Reasons of artifact exclusion: reasons to finally not use an artifact to rescue a reference transcript.

Files

Transcriptome Annotation File: this GTF annotation file shows the location in the genome of every transcript and exon.
Transcriptome File: Multifasta file with the nucleotide sequence of every isoform.
Translated Transcriptome File (optional): Multifasta file with the translated amino acidic sequence of every isoform.

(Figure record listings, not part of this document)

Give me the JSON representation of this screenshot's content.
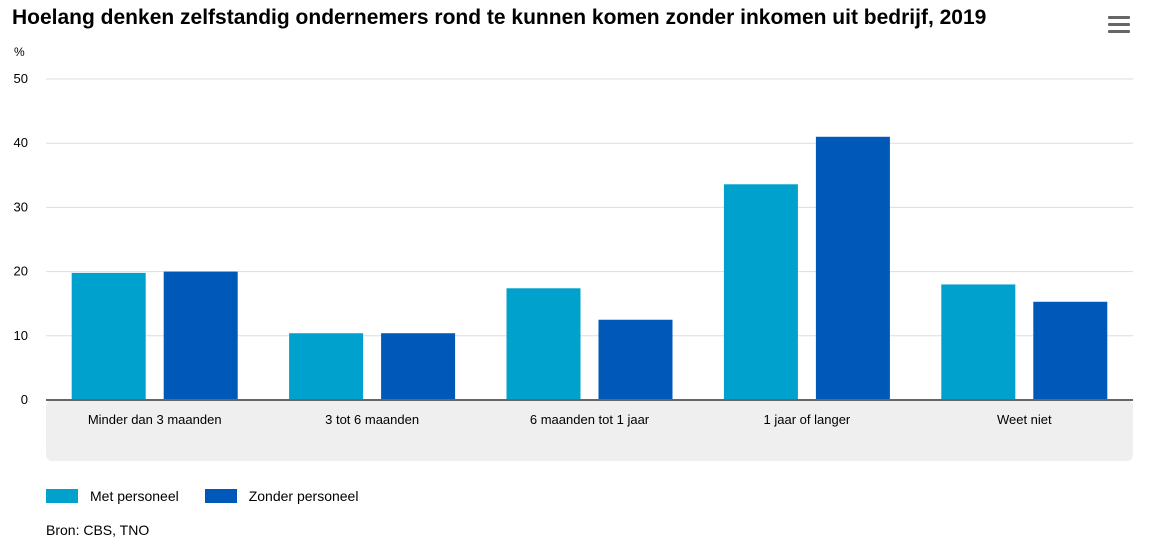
{
  "title": "Hoelang denken zelfstandig ondernemers rond te kunnen komen zonder inkomen uit bedrijf, 2019",
  "menu_icon": "hamburger-menu-icon",
  "source": "Bron: CBS, TNO",
  "colors": {
    "series_0": "#00a1cd",
    "series_1": "#0058b8",
    "grid": "#dddddd",
    "axis": "#666666",
    "label_band": "#efefef"
  },
  "chart_data": {
    "type": "bar",
    "title": "Hoelang denken zelfstandig ondernemers rond te kunnen komen zonder inkomen uit bedrijf, 2019",
    "ylabel": "%",
    "xlabel": "",
    "ylim": [
      0,
      50
    ],
    "yticks": [
      "0",
      "10",
      "20",
      "30",
      "40",
      "50"
    ],
    "categories": [
      "Minder dan 3 maanden",
      "3 tot 6 maanden",
      "6 maanden tot 1 jaar",
      "1 jaar of langer",
      "Weet niet"
    ],
    "series": [
      {
        "name": "Met personeel",
        "values": [
          19.8,
          10.4,
          17.4,
          33.6,
          18.0
        ]
      },
      {
        "name": "Zonder personeel",
        "values": [
          20.0,
          10.4,
          12.5,
          41.0,
          15.3
        ]
      }
    ],
    "grid": true,
    "legend": "bottom-left"
  }
}
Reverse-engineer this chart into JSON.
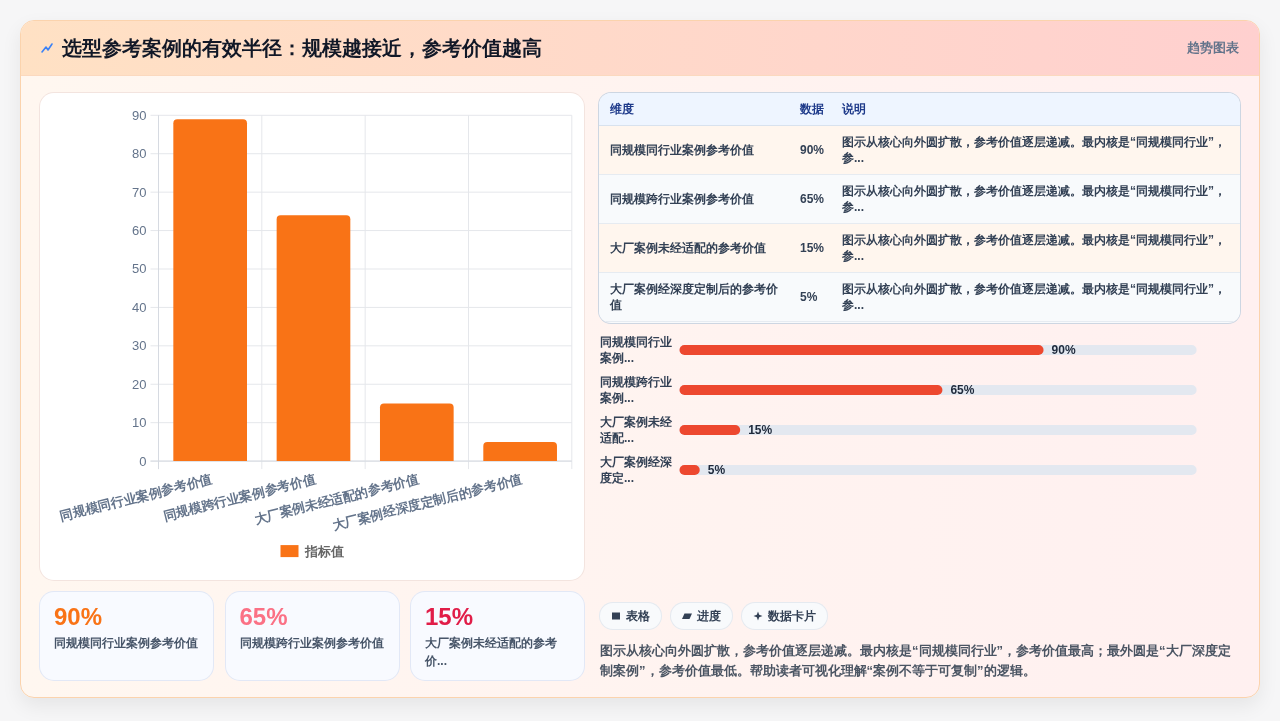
{
  "chart_data": [
    {
      "type": "other",
      "title": "选型参考案例的有效半径：规模越接近，参考价值越高",
      "subtitle": "趋势图表"
    },
    {
      "type": "bar",
      "categories": [
        "同规模同行业案例参考价值",
        "同规模跨行业案例参考价值",
        "大厂案例未经适配的参考价值",
        "大厂案例经深度定制后的参考价值"
      ],
      "series": [
        {
          "name": "指标值",
          "color": "#f97316",
          "values": [
            89,
            64,
            15,
            5
          ]
        }
      ],
      "ylim": [
        0,
        90
      ],
      "yticks": [
        0,
        10,
        20,
        30,
        40,
        50,
        60,
        70,
        80,
        90
      ],
      "grid": true,
      "legend": "bottom"
    },
    {
      "type": "other",
      "categories": [
        "同规模同行业案例参考价值",
        "同规模跨行业案例参考价值",
        "大厂案例未经适配的参考价值",
        "大厂案例经深度定制后的参考价值"
      ],
      "annotations": [
        "维度",
        "数据",
        "说明",
        "90%",
        "图示从核心向外圆扩散，参考价值逐层递减。最内核是“同规模同行业”，参...",
        "65%",
        "图示从核心向外圆扩散，参考价值逐层递减。最内核是“同规模同行业”，参...",
        "15%",
        "图示从核心向外圆扩散，参考价值逐层递减。最内核是“同规模同行业”，参...",
        "5%",
        "图示从核心向外圆扩散，参考价值逐层递减。最内核是“同规模同行业”，参..."
      ]
    },
    {
      "type": "bar",
      "orientation": "horizontal",
      "categories": [
        "同规模同行业案例...",
        "同规模跨行业案例...",
        "大厂案例未经适配...",
        "大厂案例经深度定..."
      ],
      "values": [
        90,
        65,
        15,
        5
      ],
      "value_labels": [
        "90%",
        "65%",
        "15%",
        "5%"
      ],
      "color": "#ed482f"
    },
    {
      "type": "other",
      "categories": [
        "同规模同行业案例参考价值",
        "同规模跨行业案例参考价值",
        "大厂案例未经适配的参考价..."
      ],
      "values": [
        90,
        65,
        15
      ],
      "value_labels": [
        "90%",
        "65%",
        "15%"
      ]
    },
    {
      "type": "other",
      "annotations": [
        "表格",
        "进度",
        "数据卡片",
        "图示从核心向外圆扩散，参考价值逐层递减。最内核是“同规模同行业”，参考价值最高；最外圆是“大厂深度定制案例”，参考价值最低。帮助读者可视化理解“案例不等于可复制”的逻辑。"
      ]
    }
  ]
}
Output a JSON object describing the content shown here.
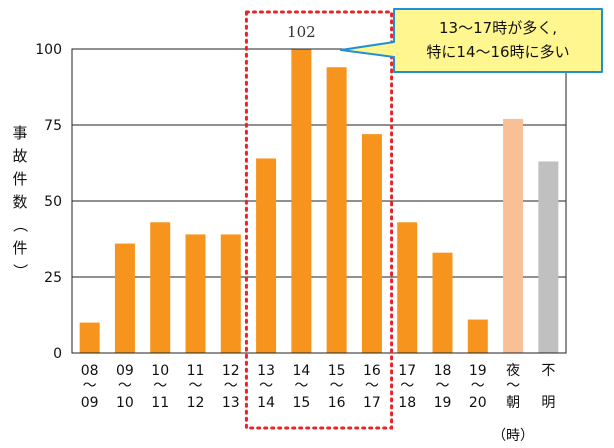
{
  "chart_data": {
    "type": "bar",
    "title": "",
    "xlabel": "（時）",
    "ylabel": "事故件数（件）",
    "ylim": [
      0,
      100
    ],
    "yticks": [
      "0",
      "25",
      "50",
      "75",
      "100"
    ],
    "grid": true,
    "legend": "none",
    "categories": [
      {
        "top": "08",
        "mid": "～",
        "bottom": "09"
      },
      {
        "top": "09",
        "mid": "～",
        "bottom": "10"
      },
      {
        "top": "10",
        "mid": "～",
        "bottom": "11"
      },
      {
        "top": "11",
        "mid": "～",
        "bottom": "12"
      },
      {
        "top": "12",
        "mid": "～",
        "bottom": "13"
      },
      {
        "top": "13",
        "mid": "～",
        "bottom": "14"
      },
      {
        "top": "14",
        "mid": "～",
        "bottom": "15"
      },
      {
        "top": "15",
        "mid": "～",
        "bottom": "16"
      },
      {
        "top": "16",
        "mid": "～",
        "bottom": "17"
      },
      {
        "top": "17",
        "mid": "～",
        "bottom": "18"
      },
      {
        "top": "18",
        "mid": "～",
        "bottom": "19"
      },
      {
        "top": "19",
        "mid": "～",
        "bottom": "20"
      },
      {
        "top": "夜",
        "mid": "～",
        "bottom": "朝"
      },
      {
        "top": "不",
        "mid": "",
        "bottom": "明"
      }
    ],
    "values": [
      10,
      36,
      43,
      39,
      39,
      64,
      102,
      94,
      72,
      43,
      33,
      11,
      77,
      63
    ],
    "colors": [
      "#f7941d",
      "#f7941d",
      "#f7941d",
      "#f7941d",
      "#f7941d",
      "#f7941d",
      "#f7941d",
      "#f7941d",
      "#f7941d",
      "#f7941d",
      "#f7941d",
      "#f7941d",
      "#f9bf95",
      "#c0c0c0"
    ],
    "data_labels": [
      {
        "index": 6,
        "text": "102"
      }
    ],
    "highlight": {
      "from_index": 5,
      "to_index": 8,
      "color": "#e8232a",
      "style": "dotted"
    },
    "annotation": {
      "lines": [
        "13～17時が多く,",
        "特に14～16時に多い"
      ],
      "background": "#fff68f",
      "border": "#1f8fd6"
    }
  }
}
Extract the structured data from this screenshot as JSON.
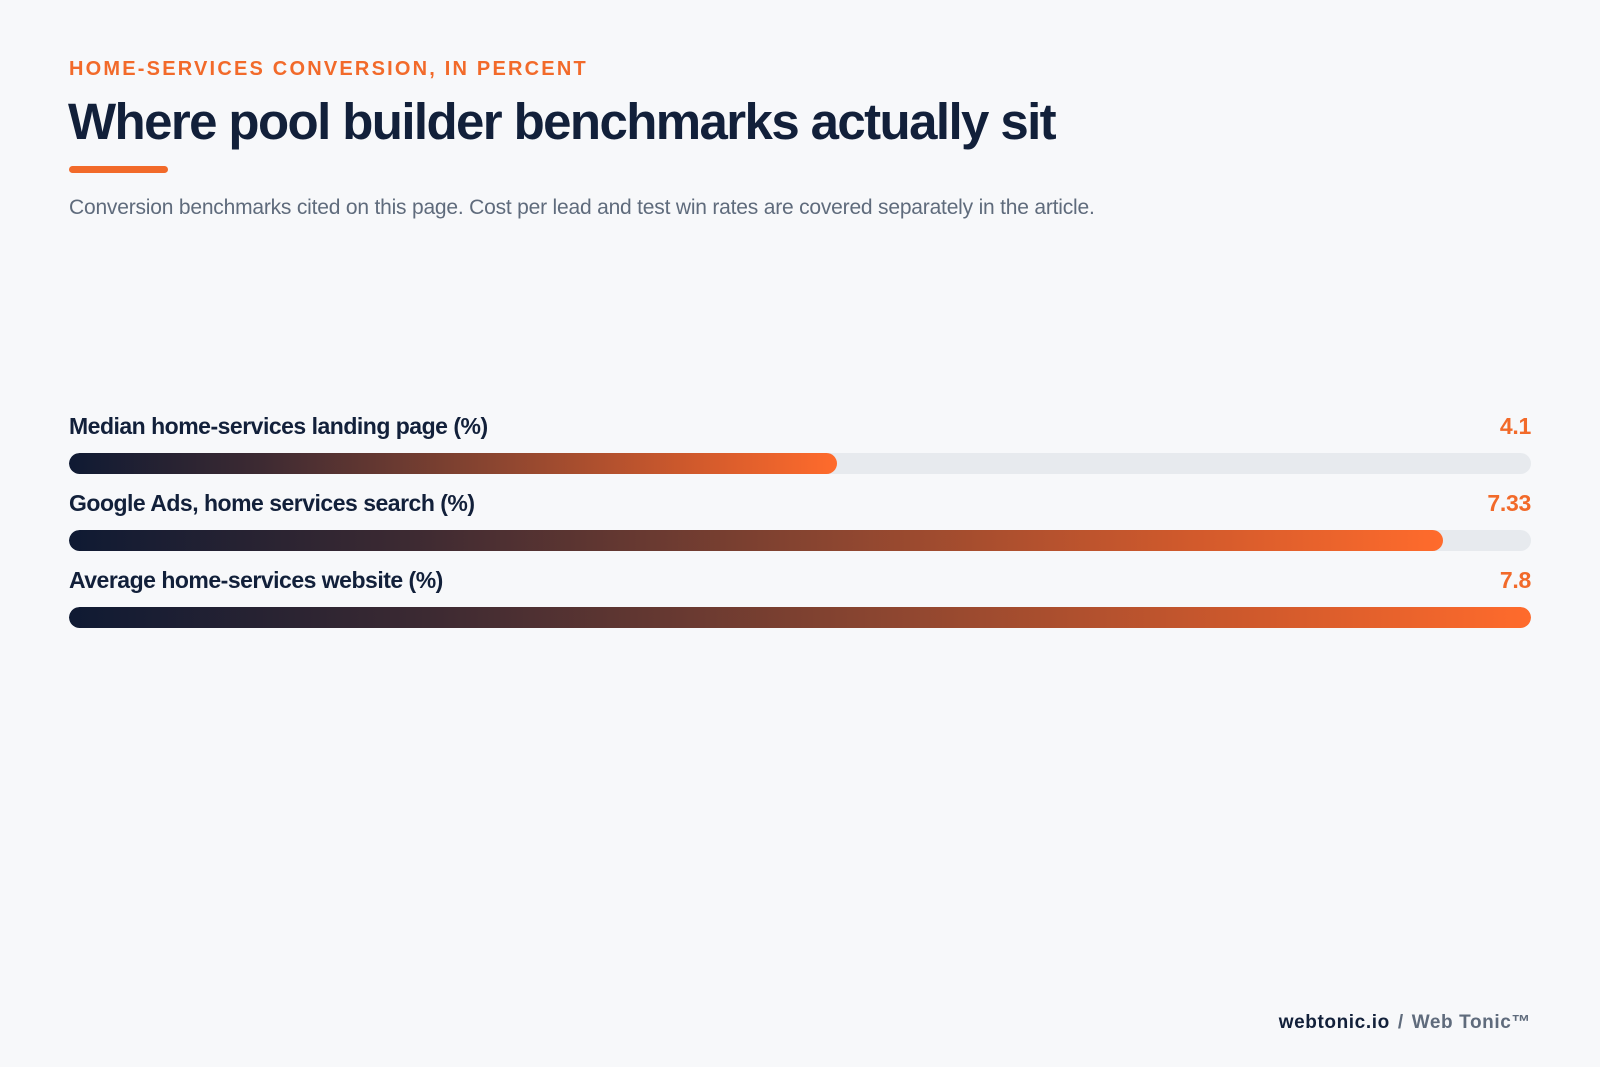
{
  "header": {
    "eyebrow": "HOME-SERVICES CONVERSION, IN PERCENT",
    "title": "Where pool builder benchmarks actually sit",
    "subtitle": "Conversion benchmarks cited on this page. Cost per lead and test win rates are covered separately in the article."
  },
  "colors": {
    "accent": "#f26a2a",
    "navy": "#12203a",
    "track": "#e7eaee",
    "background": "#f7f8fa"
  },
  "chart_data": {
    "type": "bar",
    "orientation": "horizontal",
    "title": "Where pool builder benchmarks actually sit",
    "categories": [
      "Median home-services landing page (%)",
      "Google Ads, home services search (%)",
      "Average home-services website (%)"
    ],
    "values": [
      4.1,
      7.33,
      7.8
    ],
    "value_labels": [
      "4.1",
      "7.33",
      "7.8"
    ],
    "xlim": [
      0,
      7.8
    ],
    "grid": false
  },
  "footer": {
    "domain": "webtonic.io",
    "separator": "/",
    "brand": "Web Tonic™"
  }
}
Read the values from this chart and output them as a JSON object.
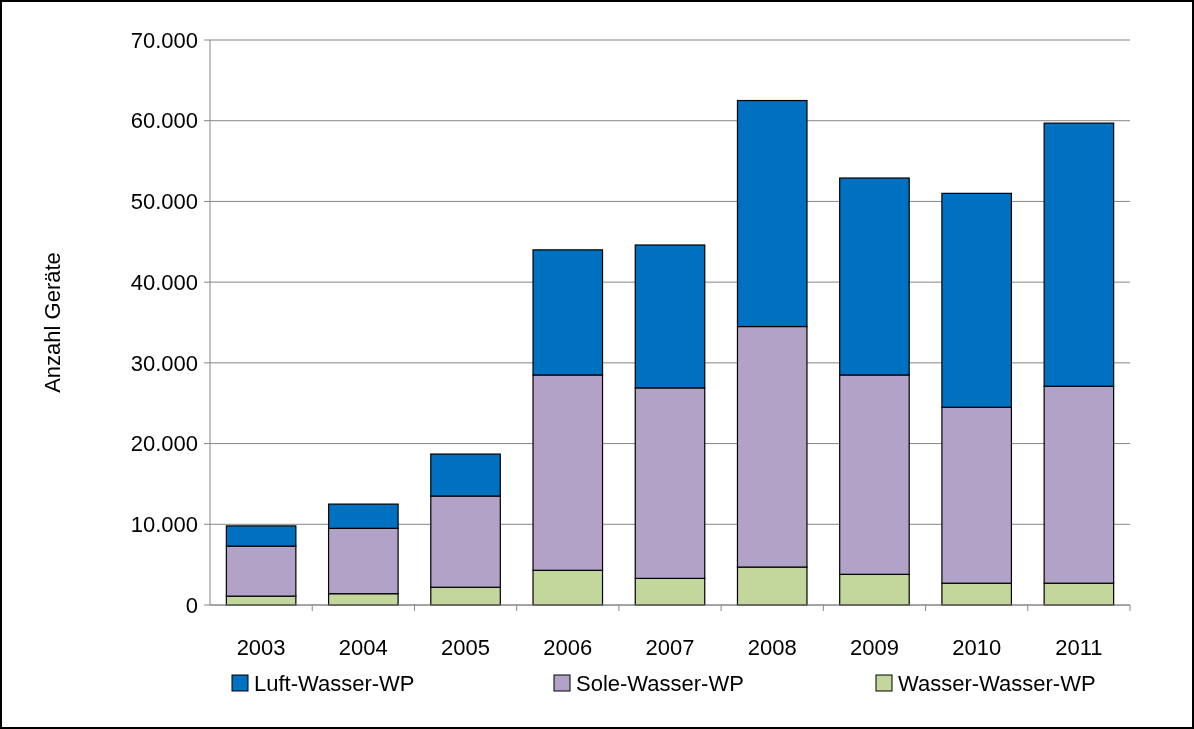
{
  "chart_data": {
    "type": "bar",
    "stacked": true,
    "ylabel": "Anzahl Geräte",
    "categories": [
      "2003",
      "2004",
      "2005",
      "2006",
      "2007",
      "2008",
      "2009",
      "2010",
      "2011"
    ],
    "series": [
      {
        "name": "Wasser-Wasser-WP",
        "color": "#c3d69b",
        "values": [
          1100,
          1400,
          2200,
          4300,
          3300,
          4700,
          3800,
          2700,
          2700
        ]
      },
      {
        "name": "Sole-Wasser-WP",
        "color": "#b3a2c7",
        "values": [
          6200,
          8100,
          11300,
          24200,
          23600,
          29800,
          24700,
          21800,
          24400
        ]
      },
      {
        "name": "Luft-Wasser-WP",
        "color": "#0070c0",
        "values": [
          2500,
          3000,
          5200,
          15500,
          17700,
          28000,
          24400,
          26500,
          32600
        ]
      }
    ],
    "ylim": [
      0,
      70000
    ],
    "yticks": [
      {
        "value": 0,
        "label": "0"
      },
      {
        "value": 10000,
        "label": "10.000"
      },
      {
        "value": 20000,
        "label": "20.000"
      },
      {
        "value": 30000,
        "label": "30.000"
      },
      {
        "value": 40000,
        "label": "40.000"
      },
      {
        "value": 50000,
        "label": "50.000"
      },
      {
        "value": 60000,
        "label": "60.000"
      },
      {
        "value": 70000,
        "label": "70.000"
      }
    ],
    "grid": "y",
    "legend": "bottom"
  }
}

This file can only be returned if ORF prediction is not deactivated.
Junctions File: Text file with information of every splice junction found.
Classification File: Text file with information of every isoform found.

If the rescue step is performed, the Transcriptome Annotation File will be an extended version with rescued reference transcripts.

**Figure 11.** Isoforms per Structural Category Chart

**Figure 12.** Histogram of Distances of FSM to annotated TTS

**Figure 13.** Isoforms per Structural Category Before and After Filtering

**Figure 14.** Saturation Lines per Structural Category with 5 FL-reads required to call an isoform

**Figure 15.** Boxplots of FL Counts per Structural Category

**Figure 16.** Redundancy Analysis for FSM and ISM

**Figure 17.** Stacked barcharts with percentages of features of good quality

Isoform extraction from FASTA

Another useful tool that has been implemented is the extraction of isoforms from the transcriptome file that SQANTI3 returns. To use this tool, just select every isoform whose sequence is needed and right click in one of them and then click in "Extract Isoforms from FASTA". Then a wizard will open (Figure 19), and the FASTA transcriptome file and the output folder must be introduced. The output filename will be extracted_transcriptome-file-name.fasta.